Appalti pubblici e privati

in particolare nel settore Energia, compresi contratti di fornitura di impianti industriali e linee di produzione in ambito internazionale, contratti per la realizzazione di impianti all’estero, contratti EPC, ovvero engineering, procurement and construction, ed EPCC, ovvero engineering, procurement, construction and commissioning). In questi casi l’oggetto del contratto è assai articolato e prevede che una delle parti, denominata contractor, sviluppi un progetto che implica l’utilizzo di determinate tecnologie per la parte di engeeniring (progettazione), provveda altresì all’acquisto di materiali, beni e servizi necessari per la realizzazione dell’impianto (procurement significa appunto “approvvigionamento”) e costruisca infine l’impianto (construction) per il committente secondo una formula “turn key” (chiavi in mano) con consegna dell’opera pronta per l’esercizio. L’EPCC, rispetto all’EPC, si differenzia in quanto il contractor in questo caso avrà anche il compito, per un determinato periodo, di gestire l’impianto sotto la propria responsabilità (commissioning).

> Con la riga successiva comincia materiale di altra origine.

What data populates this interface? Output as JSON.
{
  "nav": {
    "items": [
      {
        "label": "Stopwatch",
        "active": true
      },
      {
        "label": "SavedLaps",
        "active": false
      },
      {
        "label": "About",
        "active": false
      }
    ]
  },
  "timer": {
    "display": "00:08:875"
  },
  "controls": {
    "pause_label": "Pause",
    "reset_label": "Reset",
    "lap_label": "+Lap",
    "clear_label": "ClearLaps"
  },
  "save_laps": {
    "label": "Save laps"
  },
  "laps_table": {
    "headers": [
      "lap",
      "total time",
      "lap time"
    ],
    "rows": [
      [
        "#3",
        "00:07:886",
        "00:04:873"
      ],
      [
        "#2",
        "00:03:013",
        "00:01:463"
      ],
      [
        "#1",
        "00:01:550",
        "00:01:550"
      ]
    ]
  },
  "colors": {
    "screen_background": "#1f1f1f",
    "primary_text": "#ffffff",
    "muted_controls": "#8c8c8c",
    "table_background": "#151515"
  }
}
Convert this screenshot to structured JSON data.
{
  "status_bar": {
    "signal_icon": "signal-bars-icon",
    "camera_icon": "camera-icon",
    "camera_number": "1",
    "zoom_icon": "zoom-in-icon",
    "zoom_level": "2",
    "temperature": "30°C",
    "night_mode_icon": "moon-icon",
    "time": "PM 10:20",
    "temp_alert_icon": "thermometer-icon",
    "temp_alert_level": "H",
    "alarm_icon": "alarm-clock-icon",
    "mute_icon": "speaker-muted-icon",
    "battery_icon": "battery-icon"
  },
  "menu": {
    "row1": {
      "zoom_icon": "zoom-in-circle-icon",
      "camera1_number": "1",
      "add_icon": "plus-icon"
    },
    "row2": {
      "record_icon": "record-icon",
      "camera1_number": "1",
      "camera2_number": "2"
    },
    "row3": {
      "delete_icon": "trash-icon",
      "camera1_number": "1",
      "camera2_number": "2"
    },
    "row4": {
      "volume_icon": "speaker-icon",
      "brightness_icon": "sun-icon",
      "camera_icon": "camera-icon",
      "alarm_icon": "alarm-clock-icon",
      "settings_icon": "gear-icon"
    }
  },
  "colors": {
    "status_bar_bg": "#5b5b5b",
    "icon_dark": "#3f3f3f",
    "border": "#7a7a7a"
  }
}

Normalmente, in queste tipologie di rapporto contrattuale, il contractor non svolge in prima persona tutte le attività ma si avvale di subcontractors, ovvero di soggetti terzi per la realizzazione di una parte delle prestazioni contrattuali. Le società italiane, nelle vesti di contractors, spesso forniscono in prima persona servizi di engineering and procurement, mentre si avvalgono di società terze, di solito imprese locali, per la fase di costruzione.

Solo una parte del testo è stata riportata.